The yardman would grasp the two handles that attached to the mower and would
direct it by pushing the handles to the left or right. The mower had two
swiveling smaller front wheels and two large inflated back tires. I have seen
something similar to these mowers used by golf courses today as they make a
close, clean cut.
Ok, at the start of the day, I would watch the yardmen drive the mowers out of
the hut and down the streets to cut yards. At noontime, they left, the mowers in
the yards were stopped, and they went back to the hut for lunch and a siesta.

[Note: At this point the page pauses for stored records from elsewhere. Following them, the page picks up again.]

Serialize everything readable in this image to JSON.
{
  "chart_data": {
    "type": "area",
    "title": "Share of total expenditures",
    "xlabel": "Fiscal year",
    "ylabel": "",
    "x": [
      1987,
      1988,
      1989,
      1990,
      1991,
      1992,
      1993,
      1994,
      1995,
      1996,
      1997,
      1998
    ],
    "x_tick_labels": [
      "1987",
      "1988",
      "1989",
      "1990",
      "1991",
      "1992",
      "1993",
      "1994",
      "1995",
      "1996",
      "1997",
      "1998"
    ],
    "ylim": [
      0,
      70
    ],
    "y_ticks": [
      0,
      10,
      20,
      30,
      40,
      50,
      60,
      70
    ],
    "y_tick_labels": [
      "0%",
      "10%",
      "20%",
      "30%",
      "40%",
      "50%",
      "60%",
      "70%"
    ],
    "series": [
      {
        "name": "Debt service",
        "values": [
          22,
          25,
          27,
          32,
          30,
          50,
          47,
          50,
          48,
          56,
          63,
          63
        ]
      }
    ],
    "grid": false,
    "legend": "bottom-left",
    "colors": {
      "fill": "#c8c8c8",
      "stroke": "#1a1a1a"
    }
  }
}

That's when I would start a mower with a pull-cord which they tied to the
handlebar and I would ride the mower up and down the street or through the
yards. I was about 7 years old. I had real difficulty starting the motors as I
was not very strong and then I did not have the strength to steer the darn
things very well either and my driving ended when I ran one of the things into
one of the drainage ditches that ran on each side of the road. (By the time you
knew of the hut the street drainage ditches had probably been filled in and
there were nice black-topped roads with concrete curbs.)
I used to visit the yardmen at the hut during their siesta when I could avoid
having to have a siesta imposed upon me by my mother, which was not often. The
wild fig tree was a great tree for several reasons. First, it had hundreds of
spaghetti-like tendrils that it sent ground ward from its spreading limbs. So
that was neat! Second, the very ends of the tendrils were pink and tender and
were edible, so I loved to snack on them as I stood around talking to the
yardmen. Third, the yardmen would bring their lunch to work in a variety of tin
containers and it consisted mostly of over-ripe bananas, arepa, white cheese and
in some instances they had that strong Venezuelan coffee and to this day I can
see them squatting together on their haunches eating and talking and then
getting into their string hammocks to doze.
I would sit under the tree and nibble on the tendril tips and watch the smallest
birds I have ever seen flitting around among its branches. I think we used to
call them “thumb-birds” because they were no bigger than our thumbs. They were
white and yellow and had black markings similar to our Gold Finches.
The final thing I liked about the tree near the hut was that in the evening,
following sun-set, birds by the hundreds used to flock to the tree and roost.
When my brother and I - when I was older and we lived over by the new Staff
School - left the club following the end of a movie, we walked by the tree on
our way home and would listen to the birds shuffling and chirping in its boughs
and, yes, of course, we would bombard the tree with rocks hoping to knock as
many birds out of the tree as we possible could.
And that's what I remember about the hut.